Zabou Breitman privilégie une mise en scène sensible et intimiste, portée par une direction d'acteurs précise héritée de sa propre expérience de comédienne. Elle explore volontiers des récits construits autour de la mémoire, du deuil et de la reconstruction personnelle, dans des registres variés allant du drame contemporain à l'adaptation littéraire ou à l'animation. Cette exigence de justesse émotionnelle, couronnée dès son premier film par un César, distingue son cinéma dans le paysage du film d'auteur français.

Distinctions (Oscars, César, Palme d'Or...)
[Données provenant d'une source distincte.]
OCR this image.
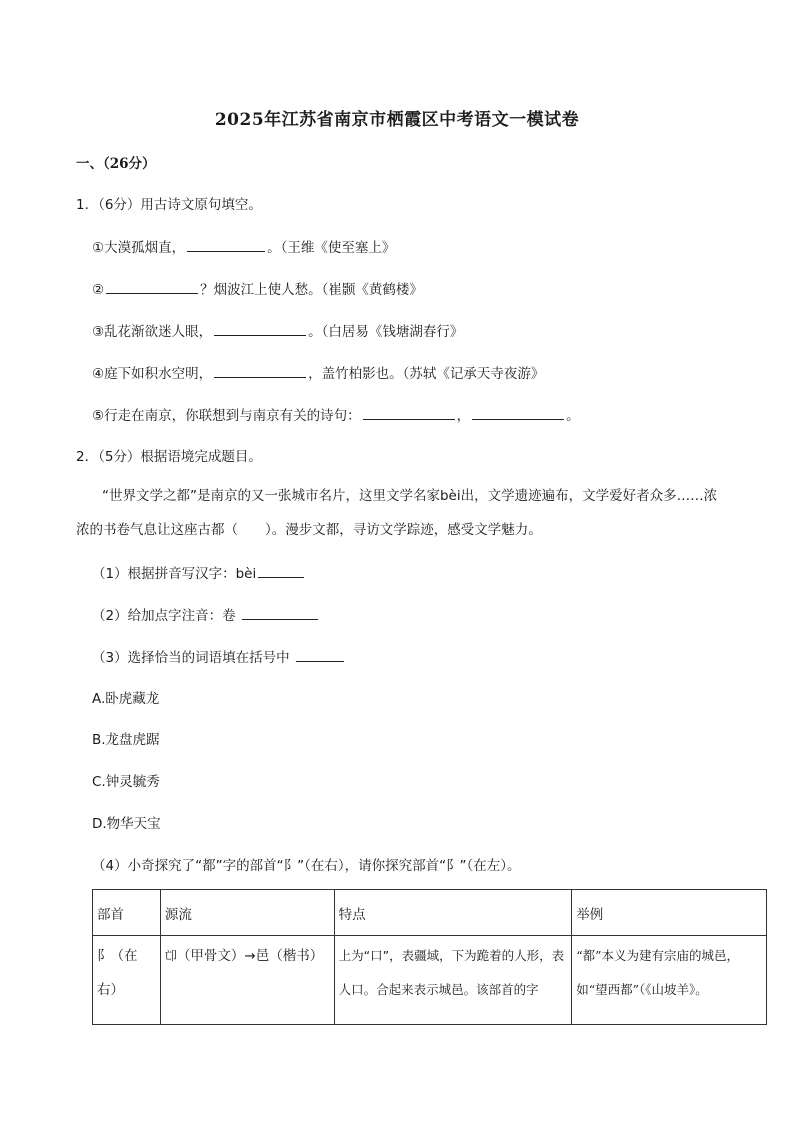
2025年江苏省南京市栖霞区中考语文一模试卷
一、（26分）
1．（6分）用古诗文原句填空。
①大漠孤烟直，	。（王维《使至塞上》
②	？烟波江上使人愁。（崔颢《黄鹤楼》
③乱花渐欲迷人眼，	。（白居易《钱塘湖春行》
④庭下如积水空明，	，盖竹柏影也。（苏轼《记承天寺夜游》
⑤行走在南京，你联想到与南京有关的诗句：	，	。
2．（5分）根据语境完成题目。
“世界文学之都”是南京的又一张城市名片，这里文学名家bèi出，文学遗迹遍布，文学爱好者众多……浓浓的书卷气息让这座古都（　　）。漫步文都，寻访文学踪迹，感受文学魅力。
（1）根据拼音写汉字：bèi
（2）给加点字注音：卷
（3）选择恰当的词语填在括号中
A.卧虎藏龙
B.龙盘虎踞
C.钟灵毓秀
D.物华天宝
（4）小奇探究了“都”字的部首“阝”（在右），请你探究部首“阝”（在左）。
部首	源流	特点	举例
阝（在右）	𠨑（甲骨文）→邑（楷书）	上为“口”，表疆域，下为跪着的人形，表人口。合起来表示城邑。该部首的字	“都”本义为建有宗庙的城邑，如“望西都”（《山坡羊》。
Se souvenir des belles choses lui vaut en 2003 le César du meilleur premier film, ainsi que le César de la meilleure actrice pour Isabelle Carré, sur un total de trois Césars obtenus par le film. Elle est également nommée au César de la meilleure actrice dans un second rôle pour L'Exercice de l'État en 2012.

Collaborateurs réguliers

L'actrice Isabelle Carré, révélée dans Se souvenir des belles choses, retrouve à plusieurs reprises l'univers de Zabou Breitman. Elle a également collaboré avec Éléa Gobbé-Mévellec pour Les Hirondelles de Kaboul et avec Florent Vassault pour Le Garçon, partageant à chaque fois la réalisation.

Thèmes récurrents

La mémoire, le deuil et la difficulté à reconstruire une identité après une perte ou un traumatisme traversent l'ensemble de son œuvre de réalisatrice, de Se souvenir des belles choses à No et moi. L'adaptation sensible de récits littéraires contemporains, portée par une attention particulière aux personnages fragiles ou marginalisés, structure également une grande partie de sa filmographie.

🎬 Filmographie (2)

👥 Acteurs associés

🎬 Anecdotes

Zabou Breitman a longtemps été connue sous le seul nom de scène « Zabou » durant les quinze premières années de sa carrière, avant d'adopter son nom complet à la fin des années 1990. Son tout premier long métrage en tant que réalisatrice, Se souvenir des belles choses, a rencontré un joli succès avec près de 600 000 entrées en France tout en raflant trois Césars. Elle a présidé le jury du Festival international du film de Saint-Jean-de-Luz en 2024.